Chris Smither – Leave The Light On
Chris Smither has said he accumulates phrases, musical and lyrical, over time, and slowly pieces them together into the immaculately shaped conceptions for which he is known. Perhaps this accounts for the fact that this is just his twelfth album in a career that dates to 1970.
Leave The Light On is another collection of powerful Smither originals liberally laced with intriguing, cleverly rearranged cover material. Producer David Goodrich helps push the focus away from Smither’s exceptional acoustic guitar playing and toward the songs themselves. With Tim O’Brien on mandolin and members of Ollabelle contributing harmonies, the songs are carefully calibrated soundscapes.

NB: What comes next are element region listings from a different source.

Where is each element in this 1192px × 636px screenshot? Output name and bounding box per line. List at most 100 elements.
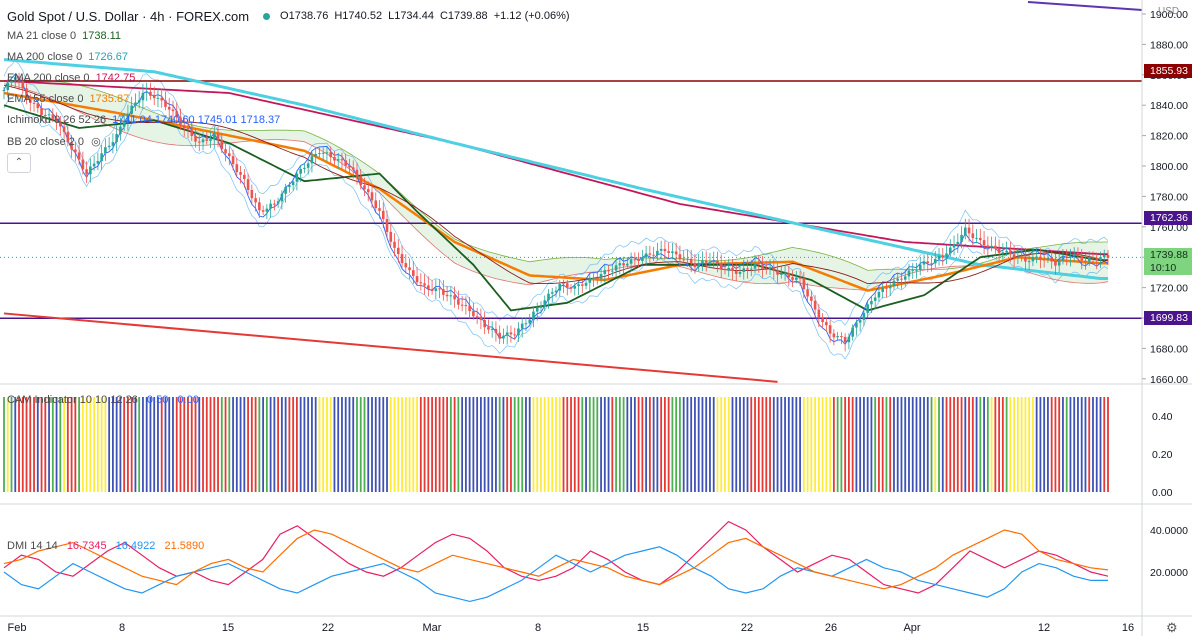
dmi-legend[interactable]: DMI 14 14 16.7345 16.4922 21.5890	[7, 540, 205, 552]
candle-body	[149, 91, 152, 96]
candle-body	[239, 172, 242, 175]
candle-body	[472, 311, 475, 317]
ichimoku-cloud-segment	[285, 130, 290, 141]
ichimoku-cloud-segment	[882, 269, 887, 284]
candle-body	[194, 136, 197, 142]
candle-body	[468, 305, 471, 312]
cam-indicator-pane[interactable]	[3, 397, 1109, 492]
candle-body	[580, 284, 584, 286]
candle-body	[104, 147, 107, 154]
cam-tick-label: 0.40	[1152, 411, 1173, 423]
time-tick-label: 8	[535, 622, 541, 634]
indicator-legend-ema55[interactable]: EMA 55 close 0 1735.87	[7, 93, 130, 105]
candle-body	[787, 273, 791, 278]
candle-body	[573, 285, 577, 289]
candle-body	[190, 129, 194, 137]
candle-body	[156, 97, 160, 99]
trendline-red[interactable]	[3, 312, 778, 383]
ichimoku-cloud-segment	[266, 130, 271, 140]
ichimoku-cloud-segment	[251, 130, 256, 141]
candle-body	[584, 282, 588, 286]
cam-indicator-legend[interactable]: CAM Indicator 10 10 12 26 0.50 0.00	[7, 394, 199, 406]
indicator-legend-ma21[interactable]: MA 21 close 0 1738.11	[7, 30, 122, 42]
candle-body	[273, 203, 276, 205]
candle-body	[464, 304, 468, 306]
hide-eye-icon[interactable]: ◎	[91, 136, 101, 148]
dmi-pane[interactable]	[3, 520, 1109, 603]
candle-body	[716, 260, 719, 264]
candle-body	[175, 111, 179, 118]
candle-body	[479, 316, 483, 321]
currency-unit[interactable]: USD	[1158, 6, 1180, 17]
candle-body	[427, 285, 430, 290]
candle-body	[892, 280, 896, 287]
candle-body	[336, 159, 340, 161]
candle-body	[982, 240, 986, 246]
candle-body	[1054, 261, 1057, 266]
ichimoku-cloud-segment	[830, 255, 834, 288]
candle-body	[667, 251, 670, 253]
candle-body	[1042, 259, 1046, 261]
ichimoku-cloud-segment	[886, 269, 891, 283]
candle-body	[776, 270, 779, 275]
settings-gear-icon[interactable]: ⚙	[1166, 620, 1178, 635]
candle-body	[122, 122, 126, 127]
indicator-legend-ema200[interactable]: EMA 200 close 0 1742.75	[7, 72, 136, 84]
candle-body	[62, 126, 66, 133]
candle-body	[107, 145, 111, 148]
last-price-badge: 1739.88	[1144, 248, 1192, 262]
ichimoku-cloud-segment	[533, 260, 538, 285]
trendline-purple[interactable]	[1027, 1, 1143, 11]
symbol-title[interactable]: Gold Spot / U.S. Dollar · 4h · FOREX.com	[7, 8, 250, 24]
ichimoku-cloud-segment	[623, 258, 628, 268]
ichimoku-cloud-segment	[1036, 247, 1041, 276]
indicator-legend-ma200[interactable]: MA 200 close 0 1726.67	[7, 51, 128, 63]
ichimoku-cloud-segment	[492, 252, 496, 279]
candle-body	[967, 227, 971, 234]
candle-body	[1065, 256, 1068, 258]
candle-body	[1099, 257, 1102, 261]
candle-body	[524, 323, 528, 325]
candle-body	[592, 277, 595, 279]
candle-body	[881, 287, 884, 292]
candle-body	[618, 263, 622, 266]
ichimoku-cloud-segment	[503, 255, 508, 282]
ichimoku-cloud-segment	[747, 256, 752, 283]
ohlc-high: H1740.52	[334, 10, 383, 22]
ichimoku-cloud-segment	[544, 259, 549, 282]
indicator-legend-ichimoku[interactable]: Ichimoku 9 26 52 26 1741.04 1740.60 1745.…	[7, 114, 281, 126]
candle-body	[303, 167, 306, 169]
candle-body	[611, 270, 614, 272]
price-tick-label: 1800.00	[1150, 161, 1188, 173]
bb-lower-line	[3, 93, 1109, 360]
candle-body	[445, 294, 449, 297]
candle-body	[51, 114, 55, 119]
ichimoku-cloud-segment	[822, 253, 827, 288]
ichimoku-cloud-segment	[315, 135, 320, 150]
candle-body	[693, 263, 697, 268]
cam-tick-label: 0.00	[1152, 487, 1173, 499]
ichimoku-cloud-segment	[45, 80, 50, 98]
candle-body	[960, 234, 963, 242]
ichimoku-cloud-segment	[64, 82, 68, 107]
ichimoku-cloud-segment	[589, 257, 594, 273]
candle-body	[389, 231, 393, 242]
ichimoku-cloud-segment	[52, 81, 57, 102]
ichimoku-cloud-segment	[525, 260, 530, 285]
candle-body	[415, 276, 419, 283]
candle-body	[288, 185, 291, 187]
candle-body	[1087, 257, 1091, 262]
candle-body	[44, 114, 47, 116]
indicator-legend-bb[interactable]: BB 20 close 2 0 ◎	[7, 136, 101, 148]
candle-body	[231, 156, 235, 165]
price-pane[interactable]	[0, 1, 1143, 383]
ichimoku-cloud-segment	[259, 130, 264, 141]
collapse-legend-button[interactable]: ⌃	[7, 153, 31, 173]
candle-body	[817, 309, 821, 319]
ichimoku-cloud-segment	[296, 130, 301, 142]
candle-body	[697, 262, 700, 268]
candle-body	[742, 268, 746, 272]
candle-body	[47, 114, 51, 116]
candle-body	[21, 81, 25, 89]
ichimoku-cloud-segment	[856, 265, 861, 290]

The album seems to break into two sections, with the first eight songs (seven by Smither, one by Peter Case) hanging tightly together before the last three covers form a beautiful coda. The initial songs fall into three categories: hopeful and determined pieces about aging, misery-wallowing numbers, and whiz-bang ironic political songs. The best is “Origin Of Species”, a hilarious comment on proponents of intelligent design.
The finale weds a waltz-time take on Dylan’s “Visions Of Johanna” to a brash take on Lightnin’ Hopkins “Blues In The Bottle” and an elegiac version of the traditional “John Hardy”. The first eight songs sound personal; these sound simply pretty.